RECORD low interest rates and much-improved agricultural earnings in many parts of the sector have finally started reducing Australia’s big farm debt burden.  About 40 per cent of broadacre and dairy farmers were able to prune back their overall debt load last financial year, reducing the nation’s total rural borrowings to about $68.5 billion – down from almost $75b at the start of the decade.

The Australian Bureau of Agricultural Resource Economics and Sciences (ABARES) says the number of farms with the sector’s biggest debt burden (paying out more than 15pc of their total farm receipts on interest payments) has fallen from 25pc in 2007 to an expected 9pc this financial year.  That’s a historic low, according to ABARES economist and farm performance specialist Peter Gooday.

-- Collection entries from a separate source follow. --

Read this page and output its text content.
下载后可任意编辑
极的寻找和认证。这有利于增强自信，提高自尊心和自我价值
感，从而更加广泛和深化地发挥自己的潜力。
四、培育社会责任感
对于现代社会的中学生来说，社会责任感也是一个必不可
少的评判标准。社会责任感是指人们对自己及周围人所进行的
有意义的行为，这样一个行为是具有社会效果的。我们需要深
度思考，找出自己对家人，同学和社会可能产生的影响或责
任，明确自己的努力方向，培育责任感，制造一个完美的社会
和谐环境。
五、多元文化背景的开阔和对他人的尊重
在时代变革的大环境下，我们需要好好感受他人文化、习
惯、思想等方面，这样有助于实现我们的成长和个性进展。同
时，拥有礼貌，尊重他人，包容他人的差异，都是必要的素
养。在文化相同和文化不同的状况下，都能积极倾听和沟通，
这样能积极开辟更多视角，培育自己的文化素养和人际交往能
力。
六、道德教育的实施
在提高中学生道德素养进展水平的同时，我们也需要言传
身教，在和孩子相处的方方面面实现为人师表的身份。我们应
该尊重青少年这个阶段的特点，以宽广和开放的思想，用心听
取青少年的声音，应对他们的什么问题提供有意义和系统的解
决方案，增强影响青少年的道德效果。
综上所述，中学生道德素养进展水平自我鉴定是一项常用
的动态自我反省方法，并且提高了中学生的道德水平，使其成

He told last week’s Outlook 2016 while total rural debt was only shrinking gradually, the combination of better crop and livestock earnings and low interest rates meant the proportion of broadacre enterprises with less than 70pc equity in their farms was likely to be down to 4pc this financial year.

In the beef industry, where average debt servicing commitments across all producers hit the historic high of 16pc about 10 years ago, the proportion diverting more than 15pc of their receipts to pay interest charges was likely to be down to 9pc in 2015-16 – comfortably below the 11pc average of the past two decades.

For the sheep, grain and dairy sectors the national figure is down to 7pc.

Admitting it was difficult to describe an “average” farm operation in Australia and make averages apply to all, Mr Gooday noted debt servicing was clearly still hard in different regions, particularly where seasons had been poor for extended times.

South Australian broadacre farms have the lowest ratio of average interest payments to farm receipts, predicted to be about 5pc this financial year, followed by West Australians (6pc), and NSW and Victorian producers (7pc).

However, while debt repayments are generally less stressful to farm budgets these days and 40pc of broadacre farmers cut their total debts by an average 14pc last financial year, (particularly in pastoral regions), national average broadacre enterprise debt actually grew 4pc to almost $507,000.

Dairy farm debt averaged $888,200 in 2014-15 – up 2pc.

Drought was a notable reason for some farm loans growing, with an average 27pc lift in borrowings attributed to about 35pc of farms in drought, notably in Queensland, North West NSW and the Victorian Wimmera.  Among farms not in drought, debt has been rising, too.

About 23pc of farms experiencing reasonable seasons lifted average borrowings by more than a quarter in 2013-14, mostly to fund land purchases (33pc) and machinery (16pc), although only 1pc went towards buying livestock purchases.

Meanwhile, the productivity of larger farms also correlates with borrowing and investment patterns.  ABARES reported the largest 10pc of farm enterprises produced 48pc of Australia’s total broadacre output in 2013-14, but they also had the lowest equity in their business – 79pc.  About 80pc of all investment in agriculture was made by the top 20pc of broadacre producers.

The top 10pc made 56pc of net capital additions, while the smallest 10pc of farms accounted for just 1pc of investment.  About 50pc of Australian farms produce just 11pc of broadacre output, but they enjoy a fairly healthy equity ratio averaging about 94.5pc.